Ces romans ont cette saveur de contact intime, sans s’enfarger dans les fleurs de la superficialité.
Cette fois, il est question de sa vie de famille ; cinq frères, une soeur, la mère et le père. Voyez, j’ai nommé le père en dernier, pourtant l’auteur le mettra au devant de la scène familiale. C’est pourtant plus facile, on dirait, de parler des mères sur le mode affectif, de relater leurs souvenirs qui gardent l’enfance palpable. Mais les pères, eux, je parle des pères pourvoyeurs, par leur travail à l’extérieur devenait quelques fois un membre un peu à part de la famille.
C’est un peu interloquant au départ mais ces enfants observent leur père, jusqu’à en faire un sérieux sujet d’étude, réunions à l’appui à partager leurs découvertes sur l’homme. Ils essaient, je dirais en vain, de mieux le comprendre. Faut dire que ces enfants-là sont vraiment très spéciaux. Ils essaient inlassablement de comprendre, et leur père, et la marche du monde. Au lieu de jouer avec de petits soldats de plomb, il potasse les encyclopédies! Il y a de quoi s’étonner et je l’ai été. J’aurais aimé pourvoir me dire, mais c’est de la fiction ! Mais dans la bouche de l’auteur, ça a l’air tellement vrai que je n’ai pas osé. Mais si ce n’est pas vrai, c’est le plus beau mensonge jamais lu de ma vie !
Le père est intriguant, et j’avais à cœur de mieux le comprendre mais jamais autant que comprendre des enfants qui désirent autant saisir les motivations profondes de leur paternel. « ...sa légèreté, qui s’est mué plus tard en futilité, nous aurait plu, précisément parce que la légèreté est si souvent le signe d’une profondeur. Nous nous attachions à présent à un être plus inquiet, non pas moins sensible mais plus vain, plus insaisissable ».

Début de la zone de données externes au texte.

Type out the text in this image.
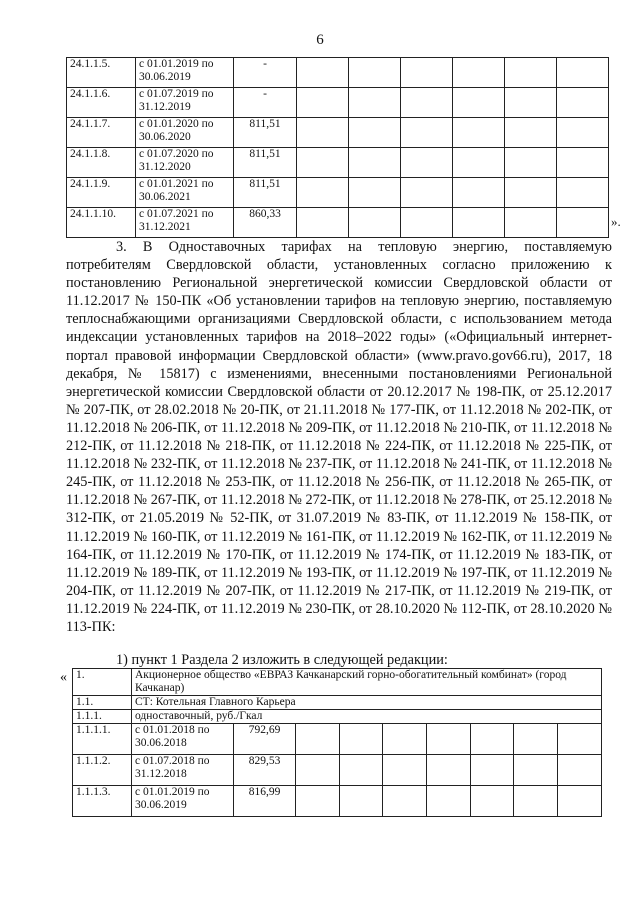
6
24.1.1.5.	с 01.01.2019 по 30.06.2019	-						
24.1.1.6.	с 01.07.2019 по 31.12.2019	-						
24.1.1.7.	с 01.01.2020 по 30.06.2020	811,51						
24.1.1.8.	с 01.07.2020 по 31.12.2020	811,51						
24.1.1.9.	с 01.01.2021 по 30.06.2021	811,51						
24.1.1.10.	с 01.07.2021 по 31.12.2021	860,33							».

3. В Одноставочных тарифах на тепловую энергию, поставляемую потребителям Свердловской области, установленных согласно приложению к постановлению Региональной энергетической комиссии Свердловской области от 11.12.2017 № 150-ПК «Об установлении тарифов на тепловую энергию, поставляемую теплоснабжающими организациями Свердловской области, с использованием метода индексации установленных тарифов на 2018–2022 годы» («Официальный интернет-портал правовой информации Свердловской области» (www.pravo.gov66.ru), 2017, 18 декабря, № 15817) с изменениями, внесенными постановлениями Региональной энергетической комиссии Свердловской области от 20.12.2017 № 198-ПК, от 25.12.2017 № 207-ПК, от 28.02.2018 № 20-ПК, от 21.11.2018 № 177-ПК, от 11.12.2018 № 202-ПК, от 11.12.2018 № 206-ПК, от 11.12.2018 № 209-ПК, от 11.12.2018 № 210-ПК, от 11.12.2018 № 212-ПК, от 11.12.2018 № 218-ПК, от 11.12.2018 № 224-ПК, от 11.12.2018 № 225-ПК, от 11.12.2018 № 232-ПК, от 11.12.2018 № 237-ПК, от 11.12.2018 № 241-ПК, от 11.12.2018 № 245-ПК, от 11.12.2018 № 253-ПК, от 11.12.2018 № 256-ПК, от 11.12.2018 № 265-ПК, от 11.12.2018 № 267-ПК, от 11.12.2018 № 272-ПК, от 11.12.2018 № 278-ПК, от 25.12.2018 № 312-ПК, от 21.05.2019 № 52-ПК, от 31.07.2019 № 83-ПК, от 11.12.2019 № 158-ПК, от 11.12.2019 № 160-ПК, от 11.12.2019 № 161-ПК, от 11.12.2019 № 162-ПК, от 11.12.2019 № 164-ПК, от 11.12.2019 № 170-ПК, от 11.12.2019 № 174-ПК, от 11.12.2019 № 183-ПК, от 11.12.2019 № 189-ПК, от 11.12.2019 № 193-ПК, от 11.12.2019 № 197-ПК, от 11.12.2019 № 204-ПК, от 11.12.2019 № 207-ПК, от 11.12.2019 № 217-ПК, от 11.12.2019 № 219-ПК, от 11.12.2019 № 224-ПК, от 11.12.2019 № 230-ПК, от 28.10.2020 № 112-ПК, от 28.10.2020 № 113-ПК:

1) пункт 1 Раздела 2 изложить в следующей редакции:
« 1.	Акционерное общество «ЕВРАЗ Качканарский горно-обогатительный комбинат» (город Качканар)								
1.1.	СТ: Котельная Главного Карьера								
1.1.1.	одноставочный, руб./Гкал								
1.1.1.1.	с 01.01.2018 по 30.06.2018	792,69							
1.1.1.2.	с 01.07.2018 по 31.12.2018	829,53							
1.1.1.3.	с 01.01.2019 по 30.06.2019	816,99							
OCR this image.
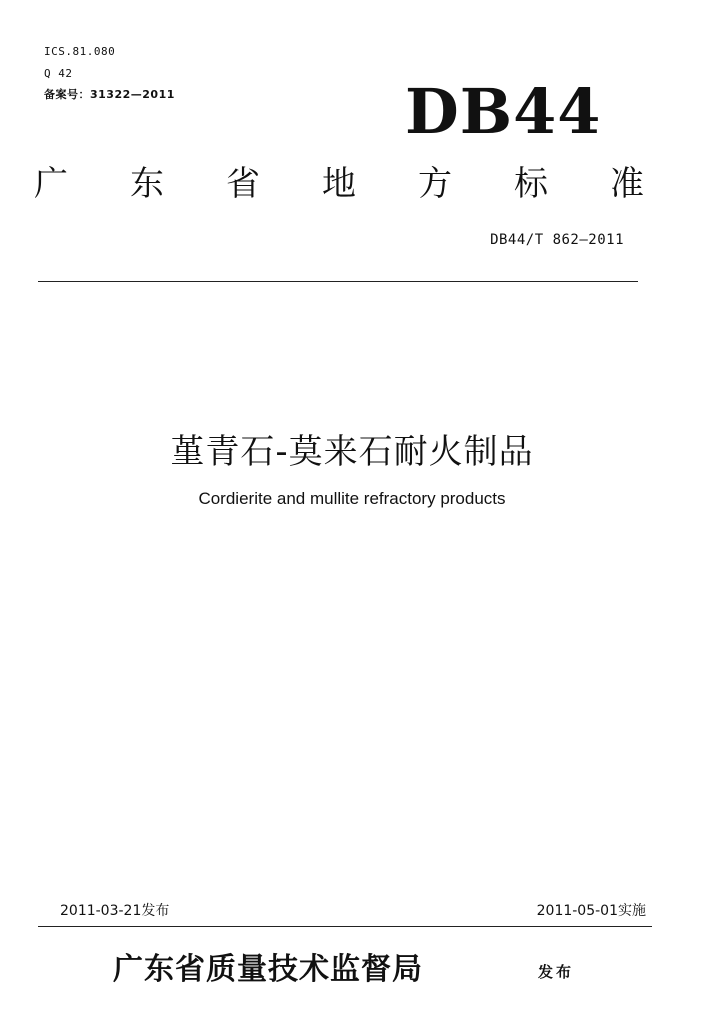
ICS.81.080
Q 42
备案号：31322—2011	DB44
广 东 省 地 方 标 准
DB44/T 862—2011
堇青石-莫来石耐火制品
Cordierite and mullite refractory products
2011-03-21发布	2011-05-01实施
广东省质量技术监督局	发布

Avez-vous remarqué le « nous » ? Encore une audace qui surprend le lecteur, ce nous qui forme un bloc. Ça donne certainement de la force à ce qui est avancé sur ce sujet de prédilection, le père, e grand bricoleur pas du tout communicateur. Une île. Et le moins que je puisse dire est que ça a dérangé ces enfants désinvoltes, libres et, eux-mêmes si communicateurs, de se frapper à un père fermé sur son monde. Il est l’autorité sans possibilité de questionnements, comme beaucoup de père l’ont été jadis. Mais ce récit très intelligent ne le laisse pas passer comme un lieu commun.
En fait, lire du JFB, c’est se tenir en marge des acquis, des évidences aussi. Surtout les évidences. C’est tout remettre en réponse, après exploration par la voie de la bonne conscience. Et pour ce faire, il faut du silence et de la contemplation. On les entend, l’auteur nous amène à l’intérieur de ses forteresses intimes. Il partage ses sources d’inspirations, assez souvent soufflées pas la nature. « J’y découvrais des pénombres et mêmes des opacités, qui ressemblaient à mes propres secrets. Je n’en trouvai aucune d’impénétrable (âme). Je préférais encore ces nuits épaisses à l’insoutenable feu ne brûlant jamais qu’à la surface des choses. Je ne dis pas que j’étais grave : je demeurais au contraire cet homme léger que l’austérité agaçait, parce qu’elle est contraire à la politesse que nous devons à la vie elle-même. Mais je sentais ma vie attachée à un maître, qui fut sans doute le sentiment de ma mort. J’étais affamé : il me fallait vivre, et avec le moins d’intermédiaires, de filtres possible. Ce n’est pas que mon existence m’échappait. Mais elle me paraissait être une expérience extraordinairement provisoire.
Le récit se termine au « je », par là où tout commence et tout se conclu.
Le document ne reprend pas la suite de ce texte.